Cholesky Decomposition:

  • Factors \(A = LL^T\) for symmetric positive definite matrices
  • Half the cost of LU, no pivoting needed
  • Positive definite means all eigenvalues positive, \(\mathbf{x}^TA\mathbf{x} > 0\)

QR Decomposition:

  • Factors \(A = QR\) with orthogonal \(Q\)
  • Foundation for least squares and eigenvalue algorithms
  • Gram-Schmidt (intuitive) vs.

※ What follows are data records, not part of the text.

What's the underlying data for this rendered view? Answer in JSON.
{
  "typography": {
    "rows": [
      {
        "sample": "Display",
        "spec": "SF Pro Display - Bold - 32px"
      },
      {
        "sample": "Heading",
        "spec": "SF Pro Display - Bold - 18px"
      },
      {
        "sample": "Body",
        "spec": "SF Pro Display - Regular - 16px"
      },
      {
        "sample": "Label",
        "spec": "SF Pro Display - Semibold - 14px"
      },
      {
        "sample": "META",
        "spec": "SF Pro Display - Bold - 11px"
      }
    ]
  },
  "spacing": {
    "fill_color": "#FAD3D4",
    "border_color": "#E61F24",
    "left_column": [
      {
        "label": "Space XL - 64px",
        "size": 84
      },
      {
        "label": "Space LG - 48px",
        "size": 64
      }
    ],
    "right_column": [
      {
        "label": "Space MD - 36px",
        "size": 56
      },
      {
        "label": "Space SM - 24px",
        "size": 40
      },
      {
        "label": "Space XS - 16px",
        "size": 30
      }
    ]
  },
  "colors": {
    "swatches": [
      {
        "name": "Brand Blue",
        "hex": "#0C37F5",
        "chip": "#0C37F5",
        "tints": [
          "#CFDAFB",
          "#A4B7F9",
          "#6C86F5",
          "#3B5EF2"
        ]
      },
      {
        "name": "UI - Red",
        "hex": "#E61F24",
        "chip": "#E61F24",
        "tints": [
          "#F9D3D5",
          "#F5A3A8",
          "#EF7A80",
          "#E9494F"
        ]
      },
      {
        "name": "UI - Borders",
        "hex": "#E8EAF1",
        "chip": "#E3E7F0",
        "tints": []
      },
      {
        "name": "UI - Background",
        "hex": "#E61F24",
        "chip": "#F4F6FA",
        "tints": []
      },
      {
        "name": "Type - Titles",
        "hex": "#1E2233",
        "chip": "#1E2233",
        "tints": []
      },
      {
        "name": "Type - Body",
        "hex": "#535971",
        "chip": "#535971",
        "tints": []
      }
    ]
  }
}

Householder (stable)

Singular Value Decomposition:

  • Factors \(A = U\Sigma V^T\) for any matrix
  • Singular values reveal matrix structure and rank
  • Truncated SVD gives optimal low-rank approximation

Key Concepts:

  • Matrix rank determines decomposition structure
  • Numerical rank accounts for floating-point limitations
  • Condition number \(\kappa = \sigma_1/\sigma_r\) measures sensitivity

Practical Guidelines:

  1. Use Cholesky for symmetric positive definite systems
  2. Use LU for general square systems (with pivoting!)
  3. Use QR for least squares problems
  4. Use SVD for low-rank approximation and dimensionality reduction
  5. Always check condition number before trusting numerical results
Self-Check: When would you choose SVD over QR for a least squares problem?

SVD is preferred when the matrix is rank-deficient or nearly rank-deficient (ill-conditioned). QR can fail or give unstable results when columns are nearly linearly dependent, while SVD explicitly reveals the rank through singular values and handles rank deficiency gracefully via the pseudoinverse. SVD also provides the minimum-norm solution when multiple solutions exist.